今月の一言 2019年11月

 伊豆の修禅寺(地名では修善寺)に行ってきました。修禅寺は、弘法大師空海が創建したとされる名刹で、周辺は修善寺温泉として有名です。伊豆には、四捨五入すると半世紀、三桁は優に通いましたが、今まで修善寺はその通過点でしかなく、日帰り温泉に数回入浴した程度でした。去年あたりから、よく通う道の途中にある、見逃してきた場所の空白を埋めてみるようになり、寄り道をすることになりました。

 修禅寺は、台風の影響が残るあいにくの天気でしたが、観光客も多く、外国人の姿も目立ちました。参拝を終えてから、川の反対側に渡り、源頼家の墓という案内札があったので歩いて行くと、ちょうど修禅寺の対岸の小さな社の隣にひっそりとお墓がありました。
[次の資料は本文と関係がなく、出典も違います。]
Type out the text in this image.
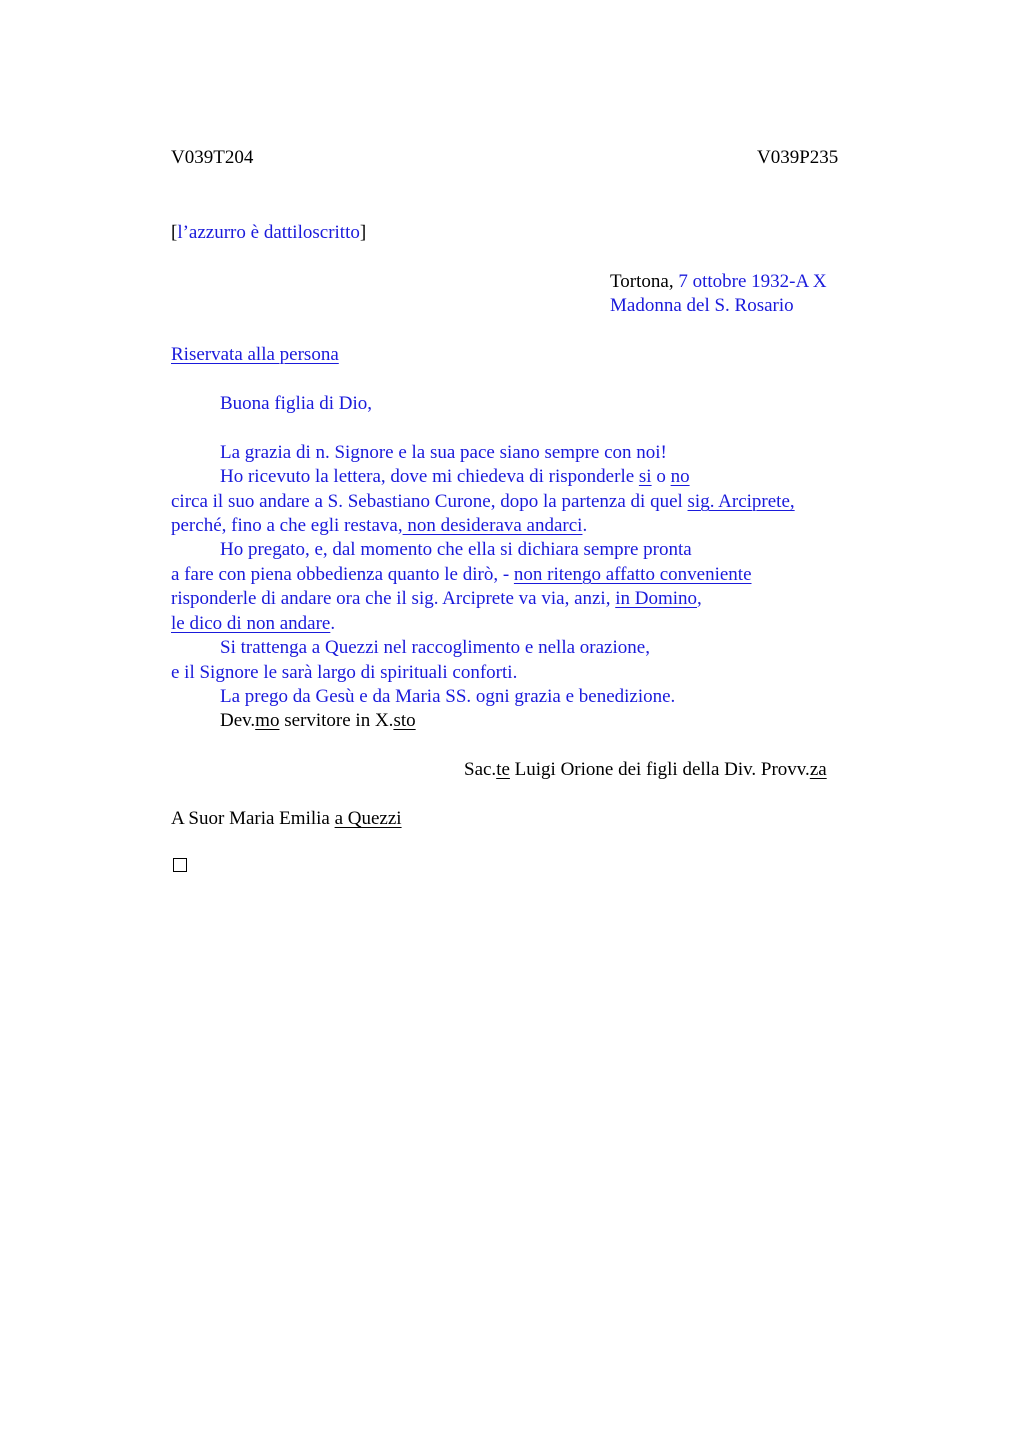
V039T204	V039P235
[l’azzurro è dattiloscritto]
Tortona, 7 ottobre 1932-A X
Madonna del S. Rosario
Riservata alla persona
Buona figlia di Dio,
La grazia di n. Signore e la sua pace siano sempre con noi!
Ho ricevuto la lettera, dove mi chiedeva di risponderle si o no
circa il suo andare a S. Sebastiano Curone, dopo la partenza di quel sig. Arciprete,
perché, fino a che egli restava, non desiderava andarci.
Ho pregato, e, dal momento che ella si dichiara sempre pronta
a fare con piena obbedienza quanto le dirò, - non ritengo affatto conveniente
risponderle di andare ora che il sig. Arciprete va via, anzi, in Domino,
le dico di non andare.
Si trattenga a Quezzi nel raccoglimento e nella orazione,
e il Signore le sarà largo di spirituali conforti.
La prego da Gesù e da Maria SS. ogni grazia e benedizione.
Dev.mo servitore in X.sto
Sac.te Luigi Orione dei figli della Div. Provv.za
A Suor Maria Emilia a Quezzi
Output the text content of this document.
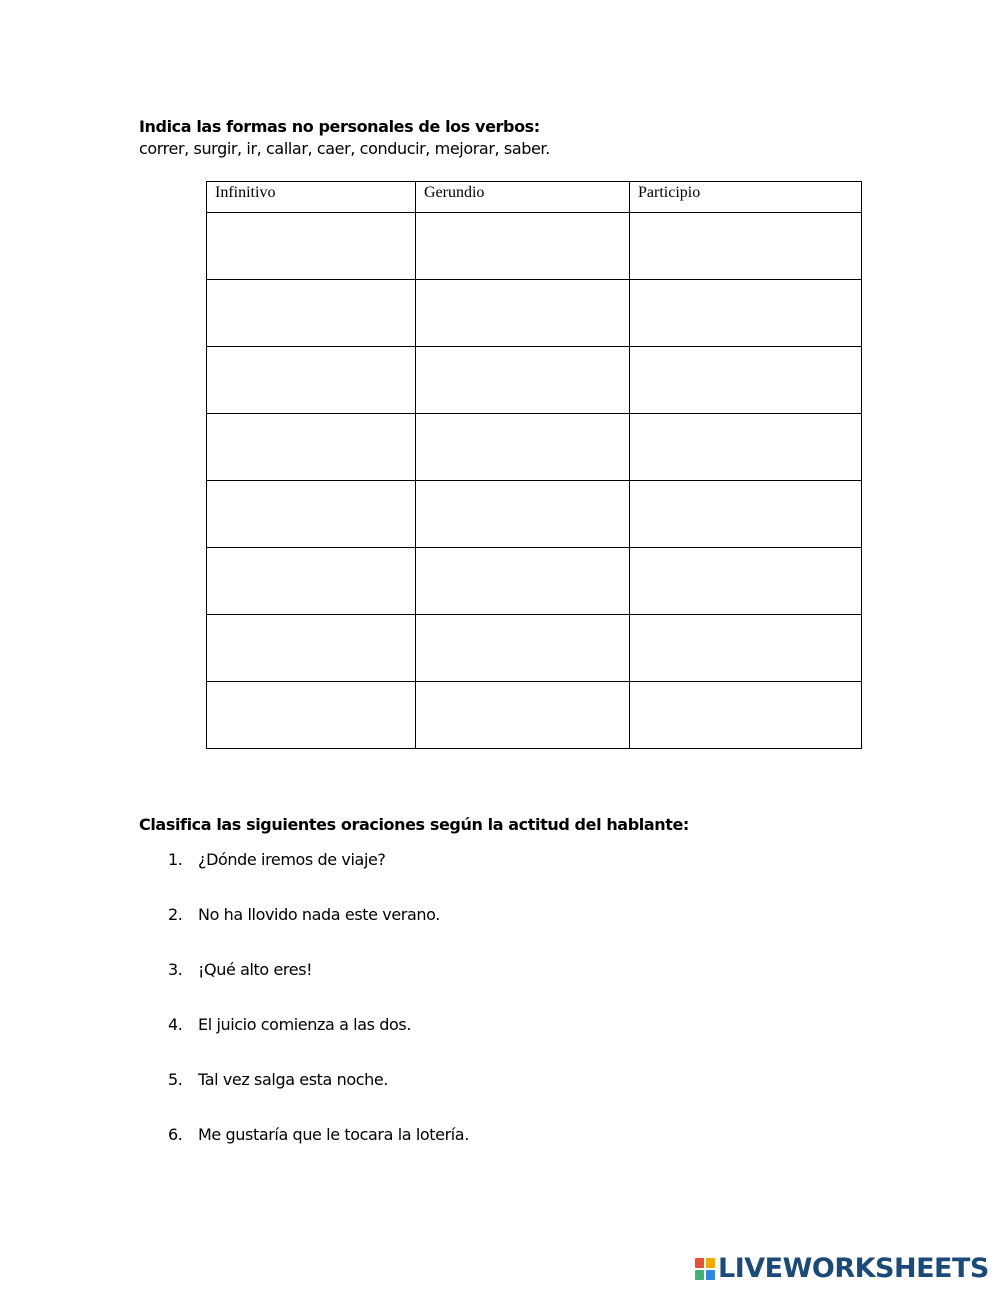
Indica las formas no personales de los verbos:
correr, surgir, ir, callar, caer, conducir, mejorar, saber.
Infinitivo	Gerundio	Participio

Clasifica las siguientes oraciones según la actitud del hablante:
1. ¿Dónde iremos de viaje?
2. No ha llovido nada este verano.
3. ¡Qué alto eres!
4. El juicio comienza a las dos.
5. Tal vez salga esta noche.
6. Me gustaría que le tocara la lotería.
LIVEWORKSHEETS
頼家は鎌倉二代将軍として在職中、修禅寺に幽閉された後に暗殺され、23歳の若さで非業の死をとげたと言われています。古今東西、お家争いや権力闘争に敗れた人の末路は悲しく寂しいものだ、と勝手に思い込みながらそこを後にしました。

 若い頃はどうでもよかったことが、歳をとっていくにつれて興味深いものになっていくのが不思議です。まるで食べ物の好みが変化していくように。

 考えてみると、伊豆も以前と比べて近くなりました。これも高速道路などの交通網の拡大に負うところが大きいと思います。以前は一日がかりだった工程を、半日もかからないものにしてしまったのですから。自然は昔のままであって欲しいと思いながら、開発の恩恵をしっかり受けていることが少し恥ずかしいです。